Writing this feels less like wrapping up the year for Dfns and more like reflecting on the state of crypto itself. Working in this volatile, unfinished industry isn’t just a job—it’s a bet. The foundations remain unstable, and the road to legitimacy is still long. Yet, as an insider, I can’t help but believe in the promise ahead. How could I not? This year, Dfns has made undeniable progress. Our numbers are growing steadily, the work feels more grounded, and the team is relentlessly focused on success.
2024 feels like the calm before the storm. Finance is undergoing seismic shifts, much of it happening below the surface. These changes are driven not only by industry insiders but by forces from outside the system, often unnoticed by most.

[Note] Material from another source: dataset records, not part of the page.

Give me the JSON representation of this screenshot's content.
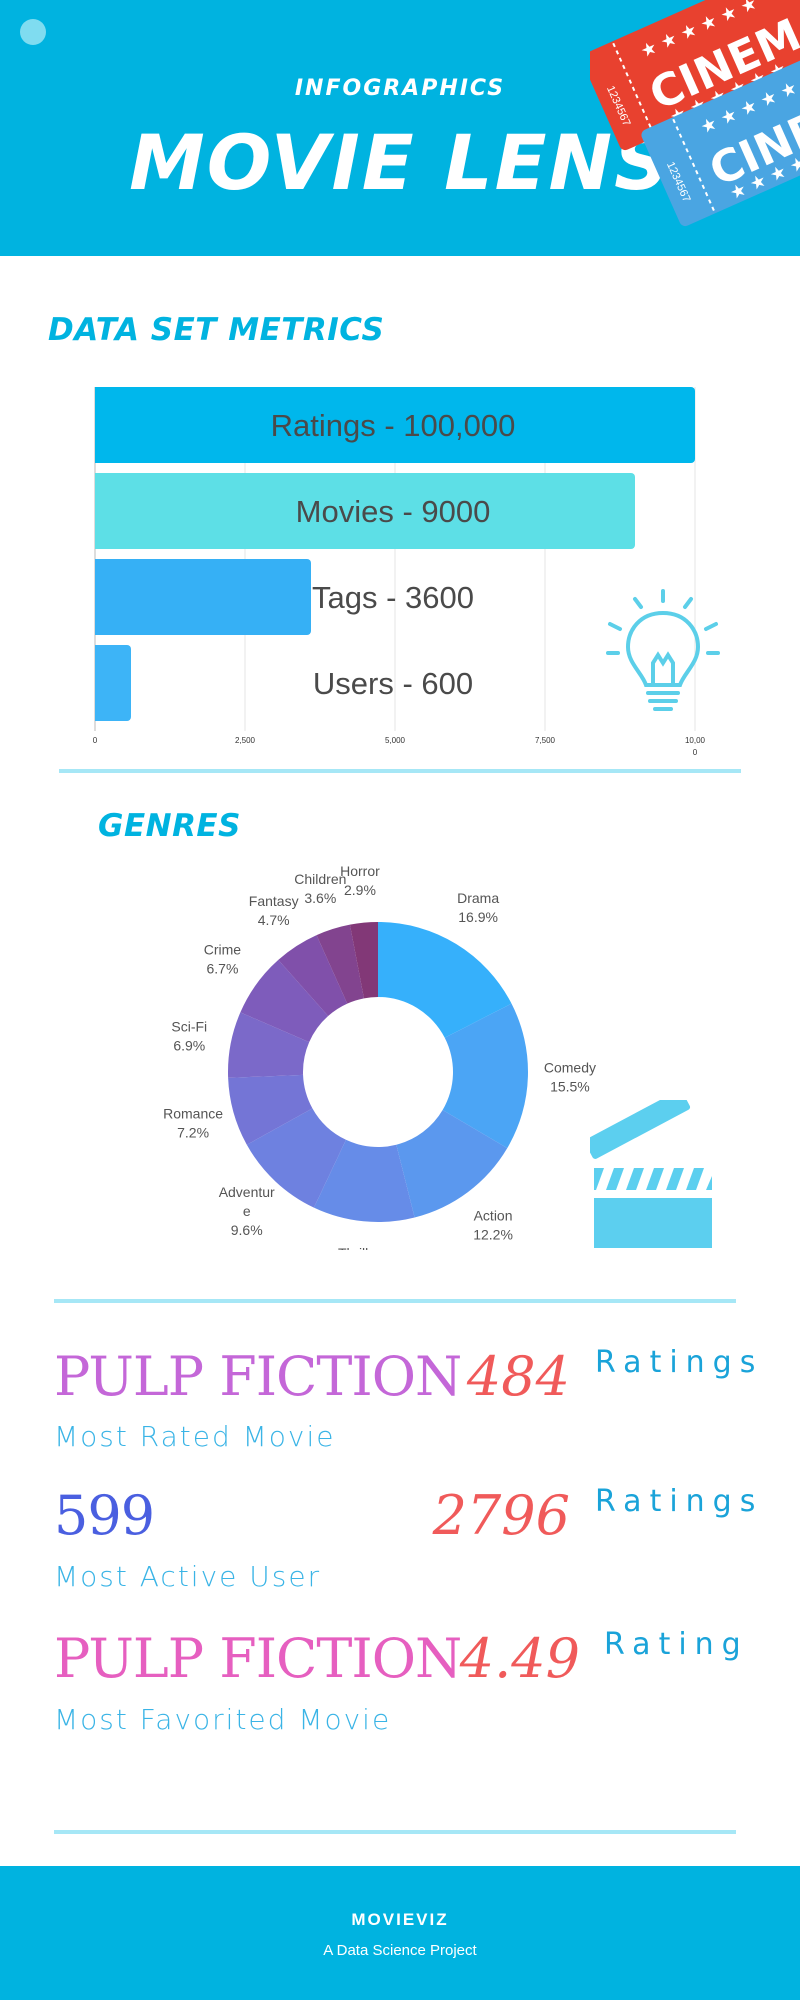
{
  "header": {
    "kicker": "INFOGRAPHICS",
    "title": "MOVIE LENS",
    "ticket_red_text": "CINEMA",
    "ticket_blue_text": "CINE",
    "ticket_serial": "1234567",
    "background_color": "#00b3e0"
  },
  "sections": {
    "metrics_title": "DATA SET METRICS",
    "genres_title": "GENRES"
  },
  "chart_data": [
    {
      "type": "bar",
      "orientation": "horizontal",
      "categories": [
        "Ratings",
        "Movies",
        "Tags",
        "Users"
      ],
      "values": [
        100000,
        9000,
        3600,
        600
      ],
      "bar_lengths": [
        10000,
        9000,
        3600,
        600
      ],
      "labels": [
        "Ratings - 100,000",
        "Movies - 9000",
        "Tags - 3600",
        "Users - 600"
      ],
      "colors": [
        "#00b7ec",
        "#5ddfe6",
        "#36b0f5",
        "#3db4f7"
      ],
      "xlim": [
        0,
        10000
      ],
      "xticks": [
        "0",
        "2,500",
        "5,000",
        "7,500",
        "10,00"
      ],
      "xtick_overflow": "0",
      "grid": true
    },
    {
      "type": "pie",
      "donut": true,
      "slices": [
        {
          "label": "Drama",
          "value": 16.9,
          "text": "16.9%",
          "color": "#36b0fb"
        },
        {
          "label": "Comedy",
          "value": 15.5,
          "text": "15.5%",
          "color": "#4ba5f5"
        },
        {
          "label": "Action",
          "value": 12.2,
          "text": "12.2%",
          "color": "#5b98ee"
        },
        {
          "label": "Thriller",
          "value": 10.6,
          "text": "10.6%",
          "color": "#668ce8"
        },
        {
          "label": "Adventur\ne",
          "value": 9.6,
          "text": "9.6%",
          "color": "#6e81e0"
        },
        {
          "label": "Romance",
          "value": 7.2,
          "text": "7.2%",
          "color": "#7475d6"
        },
        {
          "label": "Sci-Fi",
          "value": 6.9,
          "text": "6.9%",
          "color": "#7b69c9"
        },
        {
          "label": "Crime",
          "value": 6.7,
          "text": "6.7%",
          "color": "#7e5cbb"
        },
        {
          "label": "Fantasy",
          "value": 4.7,
          "text": "4.7%",
          "color": "#8050aa"
        },
        {
          "label": "Children",
          "value": 3.6,
          "text": "3.6%",
          "color": "#82448f"
        },
        {
          "label": "Horror",
          "value": 2.9,
          "text": "2.9%",
          "color": "#823877"
        }
      ]
    }
  ],
  "stats": [
    {
      "title": "PULP FICTION",
      "subtitle": "Most Rated Movie",
      "number": "484",
      "unit": "Ratings",
      "title_color": "#c467d8"
    },
    {
      "title": "599",
      "subtitle": "Most Active User",
      "number": "2796",
      "unit": "Ratings",
      "title_color": "#4a5fe0"
    },
    {
      "title": "PULP FICTION",
      "subtitle": "Most Favorited Movie",
      "number": "4.49",
      "unit": "Rating",
      "title_color": "#e65fc0"
    }
  ],
  "footer": {
    "brand": "MOVIEVIZ",
    "subtitle": "A Data Science Project"
  }
}
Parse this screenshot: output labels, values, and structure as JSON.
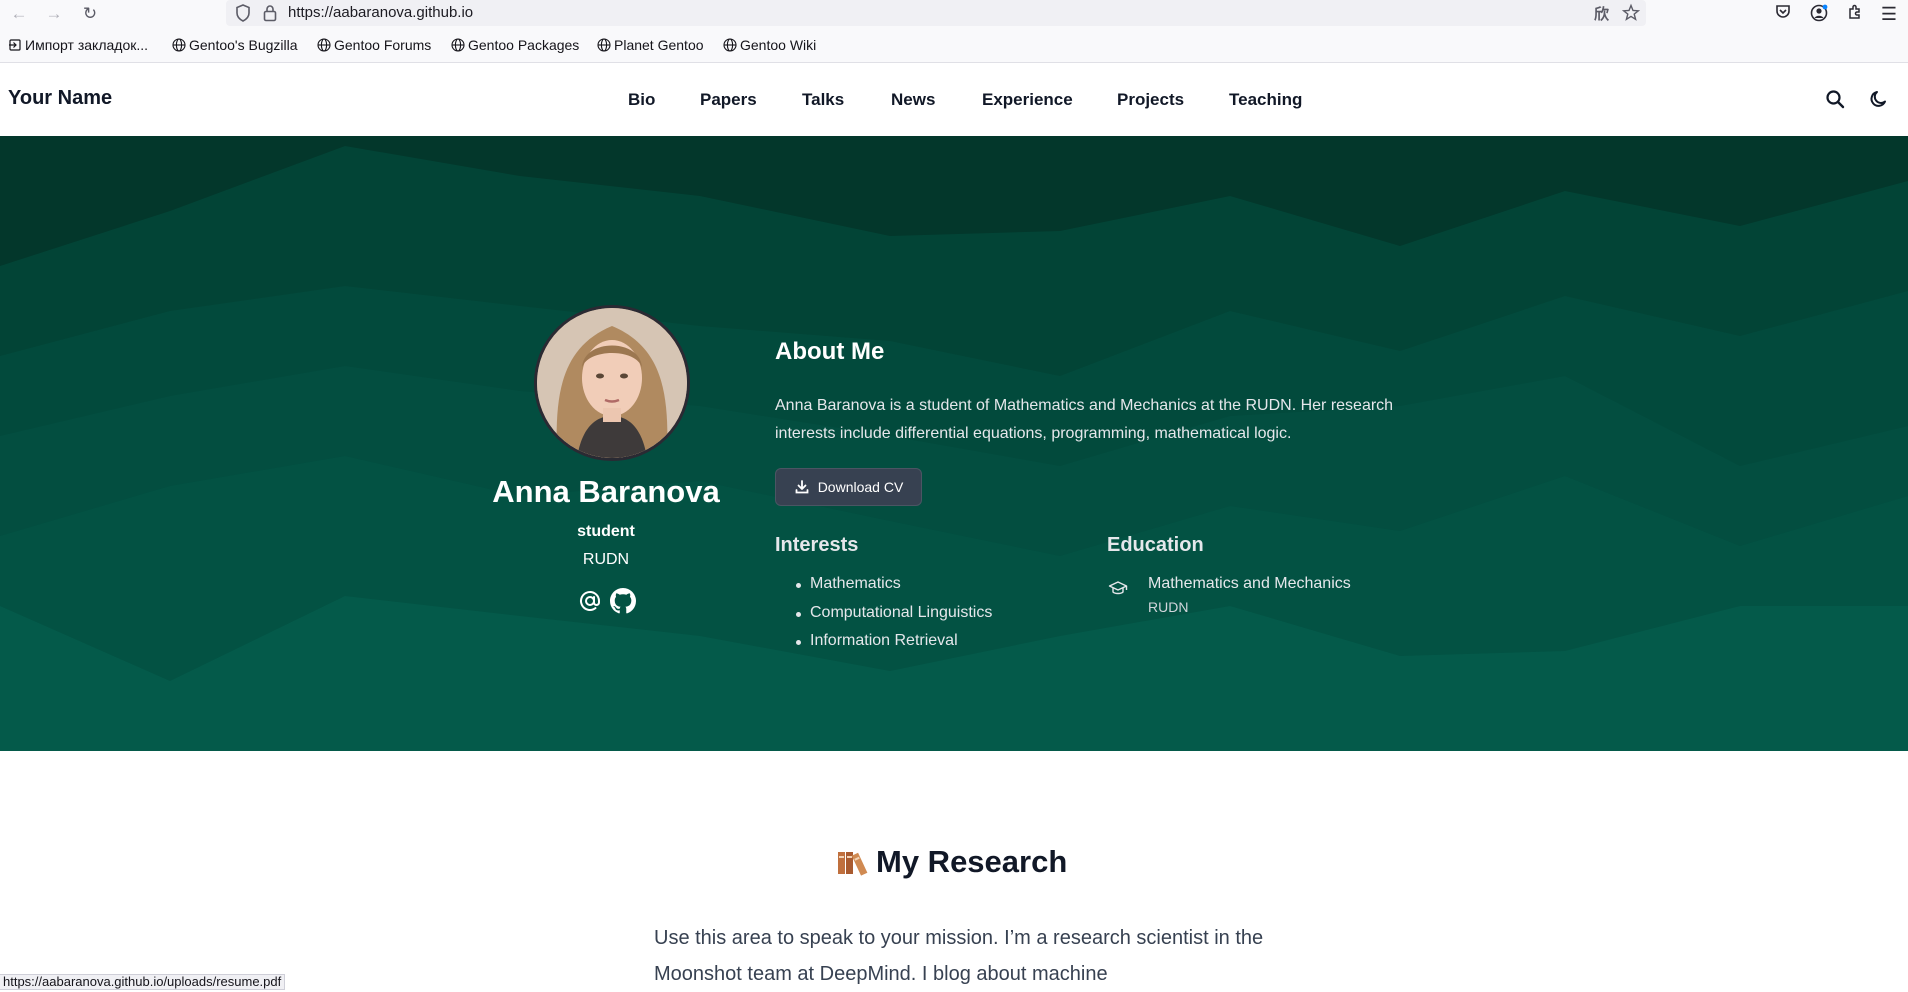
{
  "browser": {
    "url": "https://aabaranova.github.io",
    "bookmarks": [
      "Импорт закладок...",
      "Gentoo's Bugzilla",
      "Gentoo Forums",
      "Gentoo Packages",
      "Planet Gentoo",
      "Gentoo Wiki"
    ],
    "status_url": "https://aabaranova.github.io/uploads/resume.pdf"
  },
  "site": {
    "title": "Your Name",
    "nav": [
      "Bio",
      "Papers",
      "Talks",
      "News",
      "Experience",
      "Projects",
      "Teaching"
    ]
  },
  "profile": {
    "name": "Anna Baranova",
    "role": "student",
    "organization": "RUDN"
  },
  "about": {
    "heading": "About Me",
    "text": "Anna Baranova is a student of Mathematics and Mechanics at the RUDN. Her research interests include differential equations, programming, mathematical logic.",
    "download_label": "Download CV"
  },
  "interests": {
    "heading": "Interests",
    "items": [
      "Mathematics",
      "Computational Linguistics",
      "Information Retrieval"
    ]
  },
  "education": {
    "heading": "Education",
    "degree": "Mathematics and Mechanics",
    "school": "RUDN"
  },
  "research": {
    "heading": "My Research",
    "text": "Use this area to speak to your mission. I’m a research scientist in the Moonshot team at DeepMind. I blog about machine"
  },
  "colors": {
    "hero_dark": "#03372b",
    "hero_mid": "#024a3c",
    "hero_light": "#045a4a",
    "button_bg": "#374151"
  }
}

As a company providing the tools for fintech, we have a front-row seat to watch these preparations unfold, giving us a unique perspective. As the year ends, I want to take a moment to share what we’ve observed and reflect on what’s coming next.
Taking a look at macro and micro trends
2022 and 2023 were tough years. We faced the collapse of dubious crypto projects, the resurgence of global conflicts with Ukraine and Israel, rising interest rates from the FED, and widespread uncertainty about the future. 2024 began cautiously so to speak. Inflation started to ease a bit, the market seemed to think they had spent enough time shorting tech stocks, but confidence was still low and the mood pretty defensive. When talking to investors and M&A experts, they’d repeatedly point out the down market and warn us of a slow recovery. All the founders I knew of were cutting costs and focusing on profitability as their new north star metric. Dfns was fortunate to see steady growth, but we couldn’t ignore the sobering reality: countless tech companies had gone under. It was a clear reminder that we were navigating a historic shift, one where cash flow, profits, and margins took center stage once again.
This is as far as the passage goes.